In short, this approach is crossing a certain fuzzy boundary between "system configuration" and "internal system setup". I understand why it looks so nice from the perspective of a library developer. I'm also all for configuring "the system" completely over YANG -- that's what we've been using sysrepo et al for for the past five years, after all, so I think I have some practical experience in this topic. However, there's a line between what "can be done with YANG" (and the answer to that is "everything", really), and what's practical and reasonable. There are sill many features of a running Netopeer2 process that cannot be configured in the current devel branch, for example:

• you cannot configure the UID that the daemon runs as,
• you cannot set a process priority, set resource usage limits, or configure the cgroup properties of the process tree,
• you cannot set the sysrepo recovery UID, SHM prefixes, etc,
• you do not set up the kernel's UTS, mount, user, network,... namespaces,
• you do not get to configure your init system's dependencies, etc

And I'm 100% convinced that there is a very good reason for that -- there is typically no use case for changing these on-the-fly and remotely. If you let your remote NACM-admin user change them, there's a non-trivial chance that the system will either become inaccessible, or that you will introduce a security issue into a well-designed system.
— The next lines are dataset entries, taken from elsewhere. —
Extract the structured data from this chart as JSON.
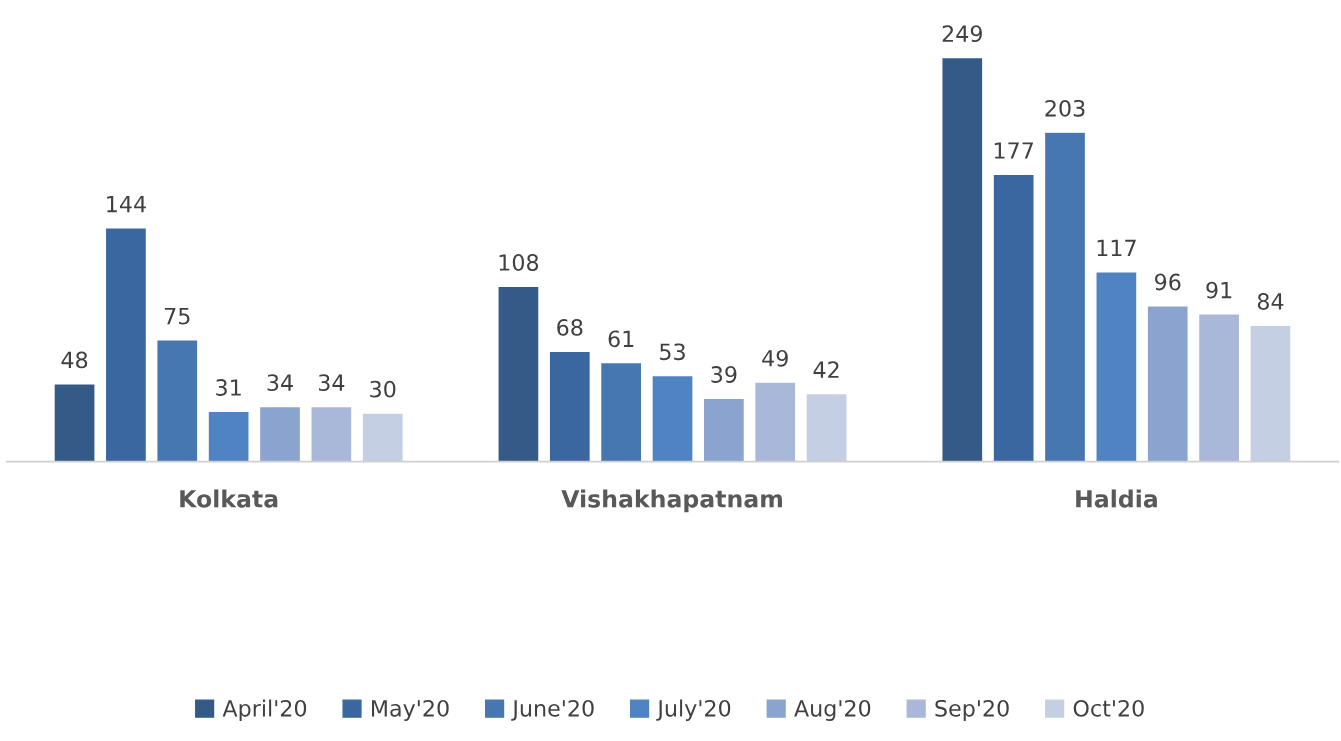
{
  "chart_data": {
    "type": "bar",
    "categories": [
      "Kolkata",
      "Vishakhapatnam",
      "Haldia"
    ],
    "series": [
      {
        "name": "April'20",
        "color": "#345a88",
        "values": [
          48,
          108,
          249
        ]
      },
      {
        "name": "May'20",
        "color": "#3a679f",
        "values": [
          144,
          68,
          177
        ]
      },
      {
        "name": "June'20",
        "color": "#4677b0",
        "values": [
          75,
          61,
          203
        ]
      },
      {
        "name": "July'20",
        "color": "#4f83c2",
        "values": [
          31,
          53,
          117
        ]
      },
      {
        "name": "Aug'20",
        "color": "#8aa4cf",
        "values": [
          34,
          39,
          96
        ]
      },
      {
        "name": "Sep'20",
        "color": "#a9b8d9",
        "values": [
          34,
          49,
          91
        ]
      },
      {
        "name": "Oct'20",
        "color": "#c5cfe3",
        "values": [
          30,
          42,
          84
        ]
      }
    ],
    "data_labels": true,
    "grid": false,
    "legend": "bottom",
    "tick_labels": "x"
  }
}
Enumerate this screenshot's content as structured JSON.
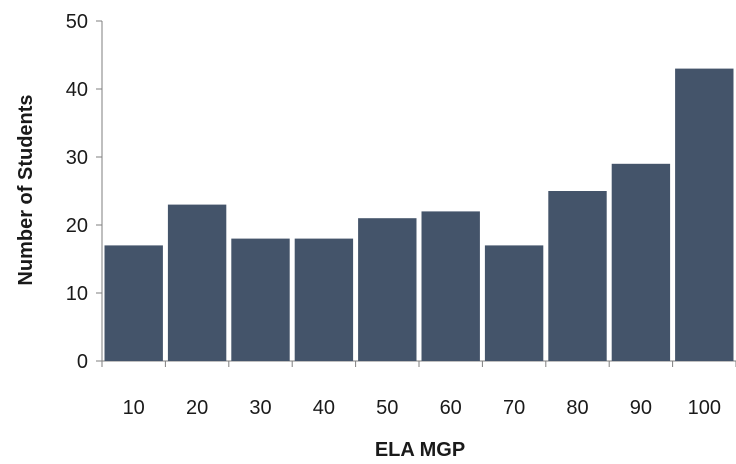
{
  "chart_data": {
    "type": "bar",
    "title": "",
    "xlabel": "ELA MGP",
    "ylabel": "Number of Students",
    "categories": [
      "10",
      "20",
      "30",
      "40",
      "50",
      "60",
      "70",
      "80",
      "90",
      "100"
    ],
    "values": [
      17,
      23,
      18,
      18,
      21,
      22,
      17,
      25,
      29,
      43
    ],
    "ylim": [
      0,
      50
    ],
    "yticks": [
      "0",
      "10",
      "20",
      "30",
      "40",
      "50"
    ],
    "grid": false,
    "legend": "none",
    "bar_color": "#44546a"
  }
}
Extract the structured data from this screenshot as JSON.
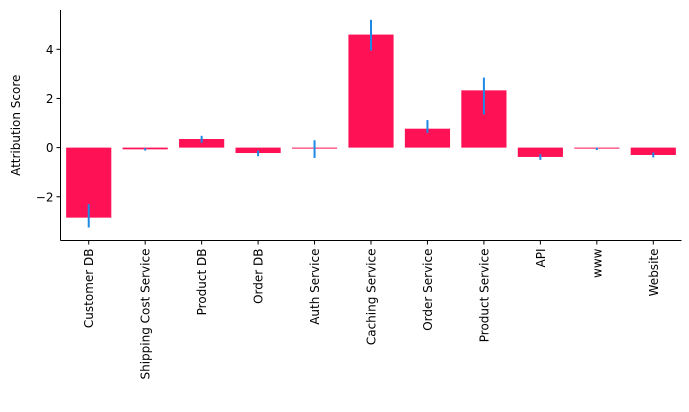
{
  "chart_data": {
    "type": "bar",
    "title": "",
    "xlabel": "",
    "ylabel": "Attribution Score",
    "categories": [
      "Customer DB",
      "Shipping Cost Service",
      "Product DB",
      "Order DB",
      "Auth Service",
      "Caching Service",
      "Order Service",
      "Product Service",
      "API",
      "www",
      "Website"
    ],
    "values": [
      -2.85,
      -0.07,
      0.35,
      -0.22,
      0.0,
      4.6,
      0.77,
      2.33,
      -0.38,
      -0.04,
      -0.3
    ],
    "error_low": [
      -3.25,
      -0.12,
      0.2,
      -0.35,
      -0.42,
      3.95,
      0.6,
      1.35,
      -0.5,
      -0.1,
      -0.4
    ],
    "error_high": [
      -2.3,
      -0.02,
      0.48,
      -0.12,
      0.3,
      5.2,
      1.12,
      2.85,
      -0.27,
      0.0,
      -0.2
    ],
    "ylim": [
      -3.78,
      5.6
    ],
    "yticks": [
      -2,
      0,
      2,
      4
    ],
    "ytick_labels": [
      "−2",
      "0",
      "2",
      "4"
    ],
    "grid": false,
    "legend": "none",
    "bar_color": "#ff1155",
    "error_color": "#1e88e5"
  }
}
IMHO, the only reason why Netopeer2 exists is that people want to use it in their systems as a NETCONF server. These systems have to be designed in some way, and part of this design is a decision on how they will look like "internally". This is a job that we've been doing for years, and a part of this task is deciding how user accounts are going to be managed, how the FS layout will look like, how to perform firmware updates, etc. Another part of the job is defining what part of the system behavior is configurable, and what is fixed, or decided up front in the design phase. Now, I understand that in theory, someone else might be thrilled by an option to configure the Unix socket to listen at over YANG (I wonder why, and I'm sincerely interested in whether you actually got user feedback about this, but at least in theory I accept that it's possible). The problem that I think you currently do not recognize is that there are people like us who do not want to make this configurable, and who do not even want to have this Unix path visible in the system's config because doing that would cause extra support load and user confusion.

For us, exposing config toggles where any other value but the default one leads to a broken system is something that we would very much like to avoid.

[jktjkt]

PAM can be still tested even without the confdir support with pam_wrapper. Here's how we're doing that in another CMake-based project:

https://github.com/CESNET/rousette/blob/master/CMakeLists.txt#L171

One of the gotchas is that pam_wrapper performs some serious magic in the background which involves per-process temporary .so files as well as binary patching that libpam.so on disk. That's why we ended up running it in a mount namespace with a separate /tmp. Previously, we used pam_userdb, but that one will be undergoing some important changes in the next release of modern distros, so we ported away from that.

[Roytak]

Thank you, I will take a look at this. I wasn't happy about removing the PAM module and the testing of the kbint method, but I thought it wasn't possible.